Over forty yurts were put up by people from each of the forty tribes. These tribes are the backbone of the country and people pride themselves on what tribe they originate from. Most of the people came from close by towns and villages but a few were from the far side of the lake, which meant a 4-6 hour drive. The day before the party the other volunteer and I went down to the site to see the yurts going up. It was quite a site and it was so cool to see them building them from scratch. (I’ll make a slide show eventually for all to see). I think the thing that struck me the most was that the basic foundation looked like the smallest wind would knock it down but the final product was so sturdy and strong. It was truly amazing. Also, what amazed me was the differences in each one. No two were alike and each individual yurt represented what the tribe meant. They were absolutely beautiful and I wish I had one to take home.
So when I get to the party I’m immediately set down at the place of honor next to the white beard (oldest male gentleman of the tribe) and the chong ejes (grandmothers and women with greatest respect). I didn’t understand most of them and was just overwhelmed by all that was happening. They knew I was the American staying in the family but it was still an awkward and funny situation at times. They were all honored that I was there but at the same time they didn’t really talk with me or seem to care that I was there. When they started to leave I took my cue and left as well and proceeded to view the rest of the yurts and the beautiful lake.

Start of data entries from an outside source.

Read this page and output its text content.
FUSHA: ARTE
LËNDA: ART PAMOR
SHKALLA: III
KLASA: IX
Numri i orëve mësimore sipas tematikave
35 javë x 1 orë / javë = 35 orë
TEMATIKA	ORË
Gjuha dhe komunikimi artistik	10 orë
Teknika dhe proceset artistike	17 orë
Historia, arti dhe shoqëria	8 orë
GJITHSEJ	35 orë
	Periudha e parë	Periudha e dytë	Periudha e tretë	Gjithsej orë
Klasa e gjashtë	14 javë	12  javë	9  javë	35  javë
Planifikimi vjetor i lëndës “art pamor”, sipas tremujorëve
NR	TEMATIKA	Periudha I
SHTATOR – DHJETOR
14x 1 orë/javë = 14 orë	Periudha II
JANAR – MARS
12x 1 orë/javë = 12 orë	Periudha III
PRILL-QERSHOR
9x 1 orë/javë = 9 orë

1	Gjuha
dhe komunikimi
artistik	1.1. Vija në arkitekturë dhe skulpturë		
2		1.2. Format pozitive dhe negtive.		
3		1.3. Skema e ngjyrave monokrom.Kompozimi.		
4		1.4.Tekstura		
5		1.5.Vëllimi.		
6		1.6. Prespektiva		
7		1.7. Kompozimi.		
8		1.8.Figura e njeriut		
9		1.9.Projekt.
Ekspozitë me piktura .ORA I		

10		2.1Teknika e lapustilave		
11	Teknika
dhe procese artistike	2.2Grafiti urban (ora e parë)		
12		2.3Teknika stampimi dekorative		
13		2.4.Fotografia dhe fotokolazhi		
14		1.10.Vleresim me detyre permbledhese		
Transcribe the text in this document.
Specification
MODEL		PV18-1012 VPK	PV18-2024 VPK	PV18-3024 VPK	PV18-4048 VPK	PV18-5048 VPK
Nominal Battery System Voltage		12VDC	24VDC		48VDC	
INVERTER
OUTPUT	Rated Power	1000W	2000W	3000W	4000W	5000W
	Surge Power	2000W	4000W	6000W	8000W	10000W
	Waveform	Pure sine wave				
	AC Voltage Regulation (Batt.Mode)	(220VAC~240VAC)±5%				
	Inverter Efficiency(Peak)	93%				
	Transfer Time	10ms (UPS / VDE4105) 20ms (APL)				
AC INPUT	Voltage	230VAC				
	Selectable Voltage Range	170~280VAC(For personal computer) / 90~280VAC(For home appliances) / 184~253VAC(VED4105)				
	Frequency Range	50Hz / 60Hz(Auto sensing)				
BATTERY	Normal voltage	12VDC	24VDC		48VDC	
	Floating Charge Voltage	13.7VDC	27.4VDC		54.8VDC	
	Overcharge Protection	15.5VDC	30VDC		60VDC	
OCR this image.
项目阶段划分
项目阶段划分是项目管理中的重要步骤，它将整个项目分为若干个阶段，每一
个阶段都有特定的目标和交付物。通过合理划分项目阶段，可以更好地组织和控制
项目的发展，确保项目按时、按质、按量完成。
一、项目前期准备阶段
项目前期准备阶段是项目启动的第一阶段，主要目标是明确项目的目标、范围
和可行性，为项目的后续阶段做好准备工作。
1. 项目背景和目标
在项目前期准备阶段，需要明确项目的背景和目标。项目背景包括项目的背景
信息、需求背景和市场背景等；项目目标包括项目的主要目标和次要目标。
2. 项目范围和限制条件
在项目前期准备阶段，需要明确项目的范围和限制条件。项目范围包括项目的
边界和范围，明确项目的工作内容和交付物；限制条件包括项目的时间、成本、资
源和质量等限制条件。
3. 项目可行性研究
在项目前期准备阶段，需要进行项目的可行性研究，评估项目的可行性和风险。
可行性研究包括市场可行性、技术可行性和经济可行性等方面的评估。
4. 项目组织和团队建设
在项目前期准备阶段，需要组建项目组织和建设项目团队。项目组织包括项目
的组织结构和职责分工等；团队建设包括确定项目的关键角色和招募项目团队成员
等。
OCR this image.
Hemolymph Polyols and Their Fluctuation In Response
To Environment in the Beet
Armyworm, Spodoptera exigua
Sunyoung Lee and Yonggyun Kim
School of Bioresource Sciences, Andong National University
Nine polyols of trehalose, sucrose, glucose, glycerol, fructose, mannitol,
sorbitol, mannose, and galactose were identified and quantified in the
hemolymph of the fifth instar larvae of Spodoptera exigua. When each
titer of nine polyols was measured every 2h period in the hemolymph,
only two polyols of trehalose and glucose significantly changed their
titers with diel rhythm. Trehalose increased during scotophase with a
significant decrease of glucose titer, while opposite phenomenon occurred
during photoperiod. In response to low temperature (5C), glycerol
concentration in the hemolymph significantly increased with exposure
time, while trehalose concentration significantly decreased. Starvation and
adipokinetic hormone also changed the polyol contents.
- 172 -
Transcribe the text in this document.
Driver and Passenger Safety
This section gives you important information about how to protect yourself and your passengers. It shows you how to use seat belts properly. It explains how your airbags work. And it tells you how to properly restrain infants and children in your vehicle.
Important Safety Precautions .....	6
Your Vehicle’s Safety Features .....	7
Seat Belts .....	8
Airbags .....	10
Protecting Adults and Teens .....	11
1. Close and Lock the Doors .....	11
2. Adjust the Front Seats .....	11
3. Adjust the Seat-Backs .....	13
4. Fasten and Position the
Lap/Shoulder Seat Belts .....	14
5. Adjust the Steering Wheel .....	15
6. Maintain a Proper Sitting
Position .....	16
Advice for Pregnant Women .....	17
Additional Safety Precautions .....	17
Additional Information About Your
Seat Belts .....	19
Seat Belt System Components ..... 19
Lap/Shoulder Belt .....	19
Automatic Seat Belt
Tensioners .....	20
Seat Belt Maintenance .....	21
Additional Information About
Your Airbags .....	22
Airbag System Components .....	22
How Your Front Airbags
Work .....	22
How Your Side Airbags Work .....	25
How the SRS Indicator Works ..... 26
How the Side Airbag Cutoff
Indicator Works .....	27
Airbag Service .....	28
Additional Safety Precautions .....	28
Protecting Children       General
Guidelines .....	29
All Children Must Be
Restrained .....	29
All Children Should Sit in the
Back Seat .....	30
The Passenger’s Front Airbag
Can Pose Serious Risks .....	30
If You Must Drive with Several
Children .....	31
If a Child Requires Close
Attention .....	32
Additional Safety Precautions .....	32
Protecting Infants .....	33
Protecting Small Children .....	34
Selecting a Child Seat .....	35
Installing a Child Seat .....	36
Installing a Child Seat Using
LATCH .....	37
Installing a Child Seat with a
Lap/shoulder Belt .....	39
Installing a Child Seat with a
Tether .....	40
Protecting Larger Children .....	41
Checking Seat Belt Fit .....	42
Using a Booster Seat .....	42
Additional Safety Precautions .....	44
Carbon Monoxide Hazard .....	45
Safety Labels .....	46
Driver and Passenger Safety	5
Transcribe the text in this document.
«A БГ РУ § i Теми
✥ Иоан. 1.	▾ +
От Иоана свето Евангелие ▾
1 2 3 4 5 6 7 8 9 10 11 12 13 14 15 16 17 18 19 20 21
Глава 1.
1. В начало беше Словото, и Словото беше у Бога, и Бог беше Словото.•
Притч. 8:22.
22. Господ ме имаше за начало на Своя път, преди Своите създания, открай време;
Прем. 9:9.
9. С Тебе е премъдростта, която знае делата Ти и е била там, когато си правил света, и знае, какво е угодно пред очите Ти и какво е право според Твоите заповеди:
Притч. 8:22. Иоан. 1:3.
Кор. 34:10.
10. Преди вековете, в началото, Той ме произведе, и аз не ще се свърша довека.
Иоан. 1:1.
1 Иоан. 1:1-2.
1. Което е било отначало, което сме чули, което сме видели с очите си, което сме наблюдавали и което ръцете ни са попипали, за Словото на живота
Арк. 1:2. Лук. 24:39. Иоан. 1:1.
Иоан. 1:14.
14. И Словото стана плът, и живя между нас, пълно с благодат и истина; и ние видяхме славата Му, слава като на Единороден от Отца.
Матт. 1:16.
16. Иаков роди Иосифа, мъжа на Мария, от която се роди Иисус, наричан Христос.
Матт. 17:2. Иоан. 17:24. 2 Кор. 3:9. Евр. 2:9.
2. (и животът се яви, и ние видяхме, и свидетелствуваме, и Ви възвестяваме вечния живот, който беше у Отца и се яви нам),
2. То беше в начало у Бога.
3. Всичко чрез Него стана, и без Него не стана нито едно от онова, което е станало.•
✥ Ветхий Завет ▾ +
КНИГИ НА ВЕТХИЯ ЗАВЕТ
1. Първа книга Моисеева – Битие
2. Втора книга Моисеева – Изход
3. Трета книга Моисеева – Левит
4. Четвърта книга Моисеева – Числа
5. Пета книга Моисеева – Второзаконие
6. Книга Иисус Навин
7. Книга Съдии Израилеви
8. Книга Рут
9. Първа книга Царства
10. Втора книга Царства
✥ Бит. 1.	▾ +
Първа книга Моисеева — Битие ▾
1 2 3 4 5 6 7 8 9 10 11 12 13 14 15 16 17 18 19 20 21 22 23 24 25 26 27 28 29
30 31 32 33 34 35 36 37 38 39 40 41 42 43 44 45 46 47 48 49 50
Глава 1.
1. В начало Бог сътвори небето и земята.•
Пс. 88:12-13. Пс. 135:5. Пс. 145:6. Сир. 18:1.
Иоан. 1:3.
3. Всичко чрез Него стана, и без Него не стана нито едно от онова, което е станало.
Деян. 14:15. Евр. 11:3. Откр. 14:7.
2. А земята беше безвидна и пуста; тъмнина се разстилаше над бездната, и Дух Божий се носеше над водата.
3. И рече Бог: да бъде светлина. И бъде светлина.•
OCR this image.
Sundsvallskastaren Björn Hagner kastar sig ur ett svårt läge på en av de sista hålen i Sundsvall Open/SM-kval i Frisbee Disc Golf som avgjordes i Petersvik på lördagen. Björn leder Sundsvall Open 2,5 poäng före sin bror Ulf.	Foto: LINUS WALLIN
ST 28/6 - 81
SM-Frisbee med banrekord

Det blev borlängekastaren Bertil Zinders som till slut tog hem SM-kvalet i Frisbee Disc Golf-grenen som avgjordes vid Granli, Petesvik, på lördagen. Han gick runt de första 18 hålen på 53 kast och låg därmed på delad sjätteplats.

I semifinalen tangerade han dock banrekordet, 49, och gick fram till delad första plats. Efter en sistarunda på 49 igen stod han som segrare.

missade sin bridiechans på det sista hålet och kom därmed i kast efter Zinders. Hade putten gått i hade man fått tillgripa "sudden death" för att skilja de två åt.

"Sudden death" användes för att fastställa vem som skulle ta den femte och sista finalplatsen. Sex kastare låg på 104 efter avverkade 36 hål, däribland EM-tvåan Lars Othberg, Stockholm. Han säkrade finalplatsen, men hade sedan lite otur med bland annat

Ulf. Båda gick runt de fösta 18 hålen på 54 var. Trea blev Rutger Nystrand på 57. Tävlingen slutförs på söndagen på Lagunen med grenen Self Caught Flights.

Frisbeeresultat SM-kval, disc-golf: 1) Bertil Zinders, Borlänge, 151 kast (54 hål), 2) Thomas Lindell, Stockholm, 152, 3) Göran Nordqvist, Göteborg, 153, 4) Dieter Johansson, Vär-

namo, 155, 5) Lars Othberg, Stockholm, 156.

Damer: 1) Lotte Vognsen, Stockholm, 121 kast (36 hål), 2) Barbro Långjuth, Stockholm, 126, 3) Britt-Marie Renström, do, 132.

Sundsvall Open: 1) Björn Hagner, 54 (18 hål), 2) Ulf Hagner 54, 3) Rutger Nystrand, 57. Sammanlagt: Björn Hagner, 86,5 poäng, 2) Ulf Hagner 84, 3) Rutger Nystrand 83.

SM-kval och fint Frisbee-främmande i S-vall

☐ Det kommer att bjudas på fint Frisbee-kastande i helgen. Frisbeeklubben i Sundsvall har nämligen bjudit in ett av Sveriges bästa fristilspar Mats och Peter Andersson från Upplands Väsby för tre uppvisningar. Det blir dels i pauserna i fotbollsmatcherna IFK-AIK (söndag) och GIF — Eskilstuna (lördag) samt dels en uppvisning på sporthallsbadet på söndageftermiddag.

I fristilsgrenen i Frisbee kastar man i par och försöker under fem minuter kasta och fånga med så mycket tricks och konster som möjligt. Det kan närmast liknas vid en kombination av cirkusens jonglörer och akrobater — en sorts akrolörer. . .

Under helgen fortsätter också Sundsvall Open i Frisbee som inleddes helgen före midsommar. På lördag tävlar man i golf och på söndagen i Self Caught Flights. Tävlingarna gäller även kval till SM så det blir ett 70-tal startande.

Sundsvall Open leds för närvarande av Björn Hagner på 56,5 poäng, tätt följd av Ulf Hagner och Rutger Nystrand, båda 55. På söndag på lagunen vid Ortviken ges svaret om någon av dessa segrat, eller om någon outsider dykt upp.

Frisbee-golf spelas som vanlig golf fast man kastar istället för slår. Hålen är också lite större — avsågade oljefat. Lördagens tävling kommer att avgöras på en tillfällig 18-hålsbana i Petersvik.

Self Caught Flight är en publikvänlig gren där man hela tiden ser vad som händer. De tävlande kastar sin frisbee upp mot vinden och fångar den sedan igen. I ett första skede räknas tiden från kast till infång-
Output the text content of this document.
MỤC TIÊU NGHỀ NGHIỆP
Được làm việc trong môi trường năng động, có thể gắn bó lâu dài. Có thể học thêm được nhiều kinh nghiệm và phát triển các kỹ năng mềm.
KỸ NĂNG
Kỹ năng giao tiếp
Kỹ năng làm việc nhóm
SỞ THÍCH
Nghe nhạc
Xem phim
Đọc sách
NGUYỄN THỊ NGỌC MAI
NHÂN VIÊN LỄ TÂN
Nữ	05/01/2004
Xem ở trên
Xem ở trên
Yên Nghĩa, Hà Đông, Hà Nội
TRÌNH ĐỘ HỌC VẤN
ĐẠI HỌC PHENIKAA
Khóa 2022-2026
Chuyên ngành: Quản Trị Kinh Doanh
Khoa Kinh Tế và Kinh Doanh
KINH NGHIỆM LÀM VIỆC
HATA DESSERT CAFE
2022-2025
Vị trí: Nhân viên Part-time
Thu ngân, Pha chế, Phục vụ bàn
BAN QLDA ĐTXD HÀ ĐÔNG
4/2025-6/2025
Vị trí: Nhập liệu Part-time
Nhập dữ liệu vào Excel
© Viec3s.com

On the lake were many boats each having a party and celebration. One of the boats left off fireworks (in broad daylight so of course they couldn’t be seen). They were nice boats, beautiful and well kept. The lake itself is absolutely gorgeous and clean. It was cool and sandy and a nice place to be for the day. I walked around and took many pictures of people and the outside of the yurts, whenever possible. Later that afternoon I met up with other volunteers who had come to the festivities and we went to listen to some music and then to see the horse games. We saw wrestling, horse racing, horse wrestling, the Kyrgyz national game involving a sheep’s head and many others. It was cool to see them all, we’ve heard loads about them. Everyone was curious as to why we were there and those from our village took great pride in the fact that we were from their village and could speak Kyrgyz (poor Erin and Mike, they have learned Russian and were hassled as to why they don’t know Kyrgyz). Later that evening my family invited us to our family’s yurt for food and we went inside and sat with the elders of the tribe. We toasted, ate and had a good time. They were honored that we were there with them and toasted us. We did our best to toast them back and definitely enjoyed the food. The yurt was beautiful and amazing. The food was outstanding and after all day I was finally able to see inside the yurt. Yay!
Although I found myself throughout the day frustrated at times because I didn’t understand people and no matter how many times I said that they didn’t seem to understand. Also I found myself having a harder time understanding the kids than other people and I also found myself frustrated at people wanting their picture taken. I have no idea who most of these people are but they would grab me and have me take their picture, and not just them but with family, then friends, then couples, then kids.. Never ending. Overall though the music, food, yurts, and people were great. I had a good time and enjoyed myself. I learned a lot about culture and how I fit into that and fully realized how protective a village can be for the volunteer. Erin and I were definitely referred to as the Kyrgyz volunteers in the village and anyone from our village was happy to proclaim that fact.
All in all it was a long day but one that was worth it.